Saturday, July 16, 2011

Why Tiger Moms are Great, but Not Great for Democracy

"Tiger, tiger, burning bright
In the forests of the night, 
What immortal hand or eye
Could frame thy fearful symmetry?"

-William Blake

I suppose this post seems a bit dated, as the “Tiger Mom” meme has already put its girdle around the earth, planting itself safely and securely into the subconsciousness of suburban moms throughout the developed world. And what a meme it was, a strand of RNA perfectly fashioned to colonize the increasingly timorous Western DNA in a way that China's economic and military miracles could never achieve. It spoke directly to our most important demographic—our exhausted soccer moms: “While Chinese and American moms are both breaking their backs raising their kids, the Chinese are raising their children better than you are, and that is why we're seeing this tectonic shift of wealth, power, and influence to the East.”

I suppose I didn't write anything about the Tiger Meme when it first hit the news in part because I thought it would do some good. I haven't yet figured out what type of Shaolin Animal School parenting tactics my mother used on me, but it certainly wasn't not of the tiger-variety, and so I may suffer from a mild case of Stockholm Syndrome. More than that, after spending two years teaching English to American kids whose mothers were decidedly not Tiger Moms, I've welcomed a bit of fear if it meant a few more of my students would take Shakespeare to heart, or Blake, as this post hopes you have.
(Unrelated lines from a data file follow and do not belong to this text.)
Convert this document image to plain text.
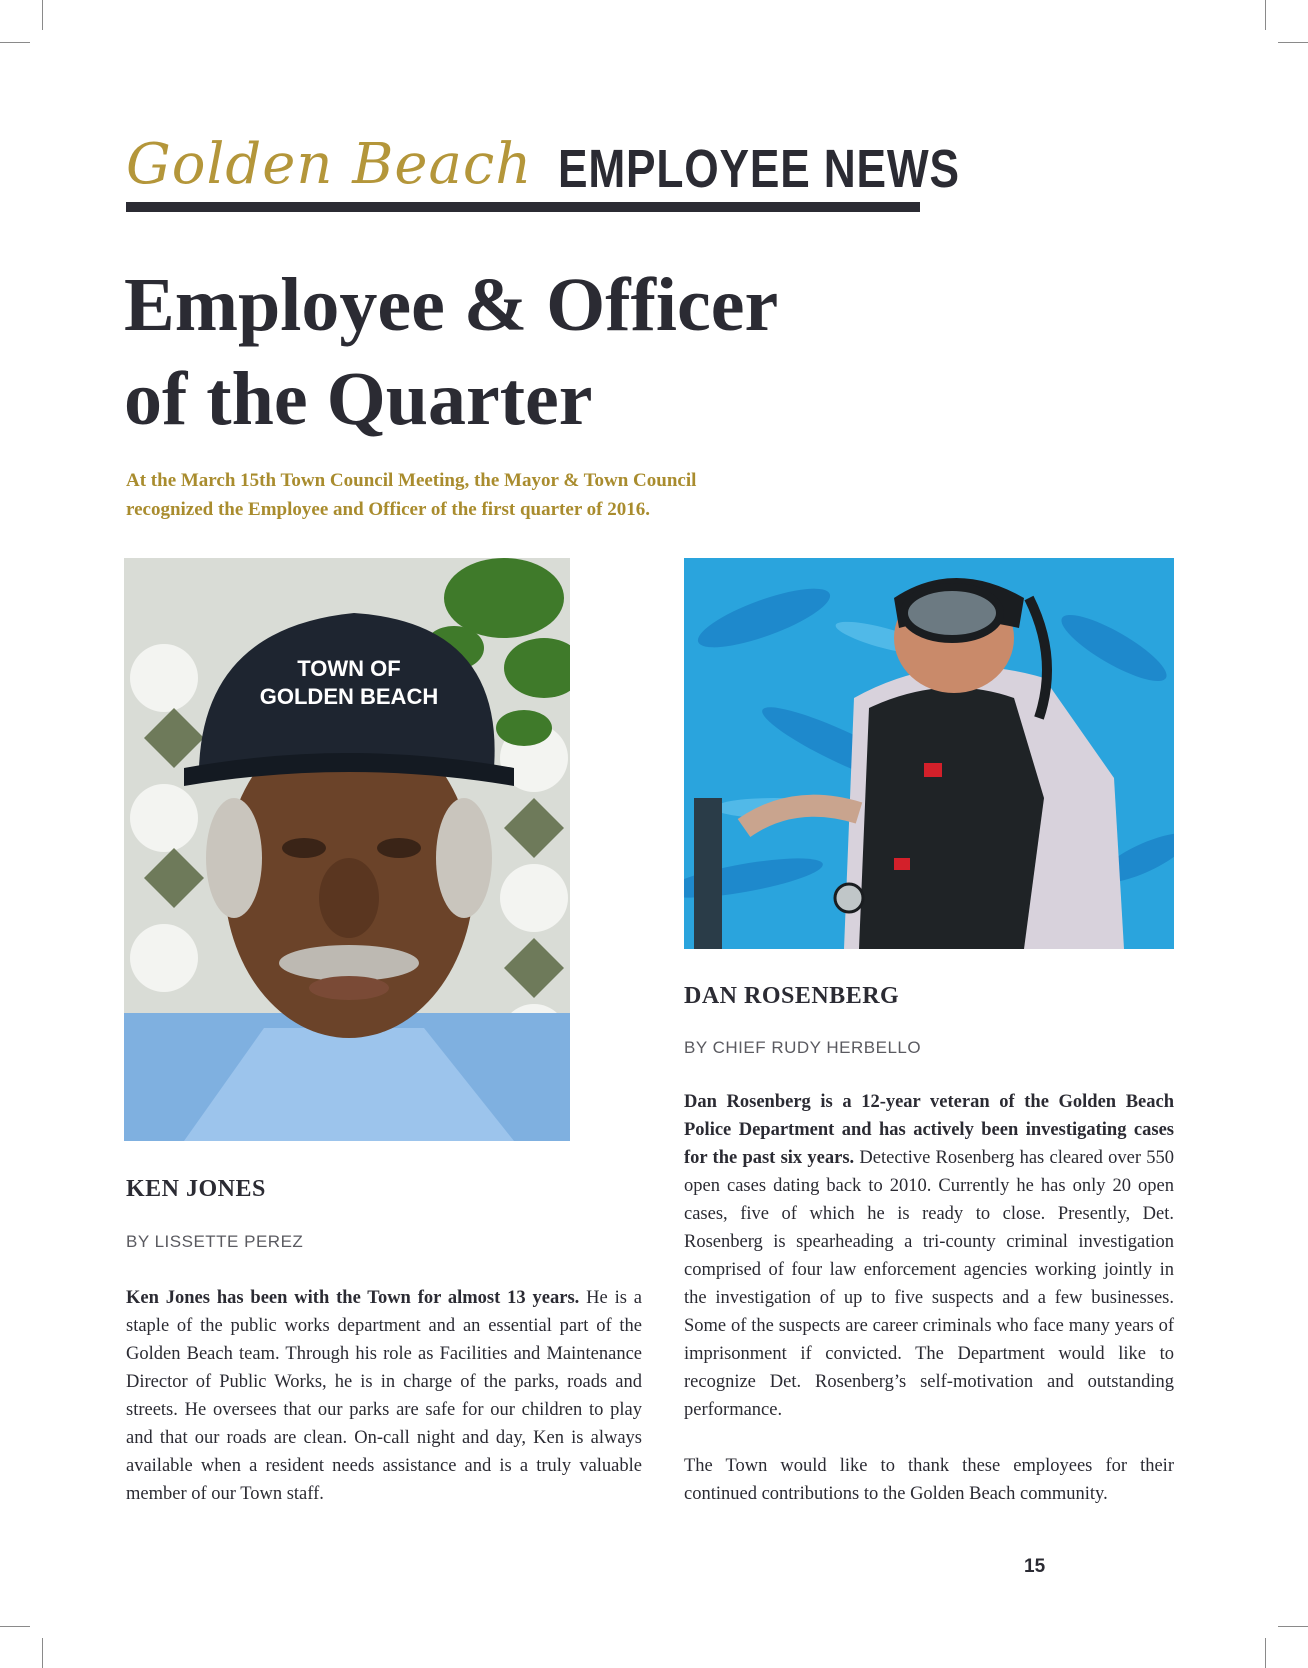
Golden Beach EMPLOYEE NEWS
Employee & Officer
of the Quarter
At the March 15th Town Council Meeting, the Mayor & Town Council
recognized the Employee and Officer of the first quarter of 2016.
TOWN OF
GOLDEN BEACH
KEN JONES
BY LISSETTE PEREZ

Ken Jones has been with the Town for almost 13 years. He is a staple of the public works department and an essential part of the Golden Beach team. Through his role as Facilities and Maintenance Director of Public Works, he is in charge of the parks, roads and streets. He oversees that our parks are safe for our children to play and that our roads are clean. On-call night and day, Ken is always available when a resident needs assistance and is a truly valuable member of our Town staff.

DAN ROSENBERG
BY CHIEF RUDY HERBELLO

Dan Rosenberg is a 12-year veteran of the Golden Beach Police Department and has actively been investigating cases for the past six years. Detective Rosenberg has cleared over 550 open cases dating back to 2010. Currently he has only 20 open cases, five of which he is ready to close. Presently, Det. Rosenberg is spearheading a tri-county criminal investigation comprised of four law enforcement agencies working jointly in the investigation of up to five suspects and a few businesses. Some of the suspects are career criminals who face many years of imprisonment if convicted. The Department would like to recognize Det. Rosenberg’s self-motivation and outstanding performance.

The Town would like to thank these employees for their continued contributions to the Golden Beach community.

15
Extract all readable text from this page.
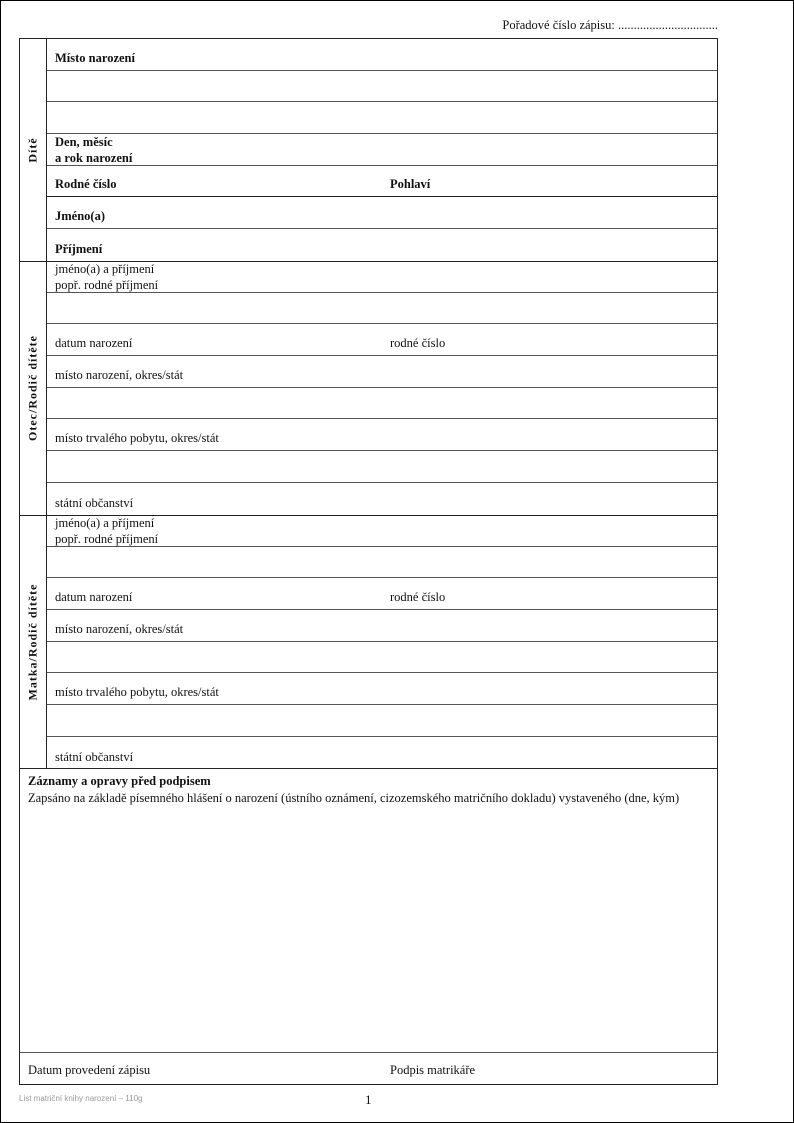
Pořadové číslo zápisu: ................................
Dítě
Místo narození
Den, měsíc
a rok narození
Rodné číslo	Pohlaví
Jméno(a)
Příjmení
Otec/Rodič dítěte
jméno(a) a příjmení
popř. rodné příjmení
datum narození	rodné číslo
místo narození, okres/stát
místo trvalého pobytu, okres/stát
státní občanství
Matka/Rodič dítěte
jméno(a) a příjmení
popř. rodné příjmení
datum narození	rodné číslo
místo narození, okres/stát
místo trvalého pobytu, okres/stát
státní občanství
Záznamy a opravy před podpisem
Zapsáno na základě písemného hlášení o narození (ústního oznámení, cizozemského matričního dokladu) vystaveného (dne, kým)
Datum provedení zápisu	Podpis matrikáře
List matriční knihy narození – 110g	1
But my biggest “I suppose I didn't write” was probably the way we defended our mothers: “Sure Chinese kids beat the pants off our kids in math and science (while their moms are beating the pants off of them), but our kids are more creative, free-thinking, and [hopefully] happy.” Most spent their time trying to convince themselves that our system will win this battle just like we won the Cold War.  The responses were defensive and cliché (often displaying a woefully inadequate understanding of Chinese culture), belying the argument that “we” are better, more cosmopolitan, freer thinkers. Worst of all, they seemed to set up a dangerous proposition: we will know which child-rearing style is right by watching whose economic and political power proves ascendant.

And yet, they served their purpose: the fear was met and neutralized, if not eliminated. And so the latest case of our Orientangst came and went, or rather, eased uneasily back below the surface of our subconsciousness like the specter of the U-Boat after the Great War – we don't how to deal with them, but at least we won't have to worry about them for another twenty years.